Motion changes all the time as the result of force. You may know the basics of force, but sometimes it takes an expert to really know what's going on in a measurable way. In other words, sometimes it takes a physicist like you.

Absorbing the energy around you

You don't have to look far to find your next piece of physics. As you exit your house, for example, you may hear a crash up the street. Two cars have collided at a high speed, and, locked together, they're sliding your way.

Thanks to physics, you can make the necessary measurements and predictions to know exactly how far you have to move to get out of the way. You know that it's going to take a lot to stop the cars. But a lot of what?

It helps to have the ideas of energy and momentum mastered at such a time. You use these ideas to describe the motion of objects with mass. The energy of motion is called kinetic energy, and when you accelerate a car from 0 to 60 miles per hour in 10 seconds, the car ends up with plenty of kinetic energy.

Where does the kinetic energy come from? Not from nowhere — if it did, you wouldn't have to worry about the price of gas. Using gas, the engine does work on the car to get it up to speed.

Or say, for example, that you don't have the luxury of an engine when you're moving a piano up the stairs of your new place. But there's always time for a little physics, so you whip out your calculator to calculate how much work you have to do to carry it up the six floors to your new apartment.

After you move up the stairs, your piano will have what's called potential energy, simply because you put in a lot of work against gravity to get the piano up those six floors.

Unfortunately, your roommate hates pianos and drops yours out the window. What happens next? The potential energy of the piano due to its height in a gravitational field is converted into kinetic energy, the energy of motion.
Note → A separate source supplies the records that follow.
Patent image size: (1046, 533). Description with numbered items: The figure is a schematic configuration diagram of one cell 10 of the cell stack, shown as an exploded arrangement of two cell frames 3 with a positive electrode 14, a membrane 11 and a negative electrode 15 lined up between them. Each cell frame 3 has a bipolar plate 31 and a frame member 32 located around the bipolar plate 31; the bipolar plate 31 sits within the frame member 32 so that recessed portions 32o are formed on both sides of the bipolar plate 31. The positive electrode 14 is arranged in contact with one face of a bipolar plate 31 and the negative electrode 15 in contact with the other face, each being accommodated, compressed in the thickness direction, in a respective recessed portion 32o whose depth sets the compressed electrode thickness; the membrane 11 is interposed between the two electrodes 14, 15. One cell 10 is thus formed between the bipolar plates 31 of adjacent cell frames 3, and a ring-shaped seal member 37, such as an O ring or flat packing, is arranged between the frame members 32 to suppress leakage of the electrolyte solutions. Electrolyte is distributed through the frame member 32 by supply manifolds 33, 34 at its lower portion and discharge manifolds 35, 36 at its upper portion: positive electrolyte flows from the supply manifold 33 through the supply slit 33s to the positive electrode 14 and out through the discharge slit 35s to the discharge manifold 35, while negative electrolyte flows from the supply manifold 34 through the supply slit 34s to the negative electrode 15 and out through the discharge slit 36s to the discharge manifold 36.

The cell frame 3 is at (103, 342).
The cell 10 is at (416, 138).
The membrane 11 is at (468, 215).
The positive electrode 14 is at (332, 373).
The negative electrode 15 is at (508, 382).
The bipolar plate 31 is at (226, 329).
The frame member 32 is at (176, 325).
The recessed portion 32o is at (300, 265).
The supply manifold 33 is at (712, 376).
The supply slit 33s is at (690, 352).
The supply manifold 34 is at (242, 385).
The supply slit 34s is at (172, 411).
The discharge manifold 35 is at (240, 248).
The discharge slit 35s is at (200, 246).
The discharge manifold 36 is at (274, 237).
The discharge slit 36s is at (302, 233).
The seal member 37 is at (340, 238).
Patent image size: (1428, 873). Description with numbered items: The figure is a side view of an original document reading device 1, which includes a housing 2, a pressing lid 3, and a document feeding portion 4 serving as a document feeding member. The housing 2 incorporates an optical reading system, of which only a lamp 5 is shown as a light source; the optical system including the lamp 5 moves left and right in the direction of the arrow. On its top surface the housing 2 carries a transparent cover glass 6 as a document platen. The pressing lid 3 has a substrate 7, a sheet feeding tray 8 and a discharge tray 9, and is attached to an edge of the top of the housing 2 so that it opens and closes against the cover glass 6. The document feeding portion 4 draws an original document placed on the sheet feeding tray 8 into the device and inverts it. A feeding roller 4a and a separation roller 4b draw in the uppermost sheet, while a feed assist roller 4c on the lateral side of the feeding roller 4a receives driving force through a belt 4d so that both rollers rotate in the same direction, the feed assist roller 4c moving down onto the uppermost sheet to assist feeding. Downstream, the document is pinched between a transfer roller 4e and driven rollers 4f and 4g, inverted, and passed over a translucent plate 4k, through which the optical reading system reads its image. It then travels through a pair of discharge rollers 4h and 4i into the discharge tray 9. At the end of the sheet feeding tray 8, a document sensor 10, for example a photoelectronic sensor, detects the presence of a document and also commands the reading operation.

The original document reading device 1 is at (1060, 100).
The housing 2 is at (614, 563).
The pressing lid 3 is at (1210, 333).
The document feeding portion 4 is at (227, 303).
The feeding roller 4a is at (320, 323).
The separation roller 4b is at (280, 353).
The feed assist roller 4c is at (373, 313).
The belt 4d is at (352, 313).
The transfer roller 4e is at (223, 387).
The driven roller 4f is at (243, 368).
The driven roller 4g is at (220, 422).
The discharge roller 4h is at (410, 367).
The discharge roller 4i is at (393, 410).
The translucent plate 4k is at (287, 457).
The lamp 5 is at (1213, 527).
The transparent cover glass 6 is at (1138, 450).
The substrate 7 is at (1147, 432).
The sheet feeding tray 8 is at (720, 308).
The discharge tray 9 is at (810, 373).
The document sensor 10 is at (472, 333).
It's an interesting process to watch, and you decide to calculate the final speed of the piano as it hits the street.

Next, you calculate the bill for the piano, hand it to your roommate, and go back downstairs to get your drum set.

Feeling hot but not bothered

Heat and cold are parts of your everyday life, so, of course, physics is there with you in summer and winter. Ever take a look at the beads of condensation on a cold glass of water in a warm room? Water vapor in the air is being cooled when it touches the glass, and it condenses into liquid water. The water vapor passes thermal energy to the cold drink, which ends up getting warmer as a result.

Thermodynamics can tell you how much heat you're radiating away on a cold day, how many bags of ice you need to cool a lava pit, the temperature of the surface of the sun, and anything else that deals with heat energy.

You also discover that physics isn't limited to our planet. Why is space cold? It's empty, so how can it be cold? It isn't cold because you can measure its temperature as cold. In space, you radiate away heat, and very little heat radiates back to you. In a normal environment, you radiate heat to everything around you, and everything around you radiates heat back to you. But in space, your heat just radiates away, so you can freeze.

Radiating heat is just one of the three ways heat can be transferred. You can discover plenty more about the heat happening around you all the time, whether created by a heat source like the sun or by friction.

Playing with charges and magnets

After you master the visible world of objects hurtling around in motion, you can move on to the invisible world of work and energy.

You can see both electricity and magnetism at work, but you can't see them directly. However, when you combine electricity and magnetism, you produce pure light — the very essence of being visible.

A great deal of physics involves taking apart the invisible world that surrounds you. Matter itself is made up of particles that carry electric charges, and an incredible number of these charges exist in all people.

When you get concentrations of charges, you get static electricity and such attention-commanding phenomena as lightning. When those charges move, on the other hand, you get normal, wall-socket-brand electricity and magnetism.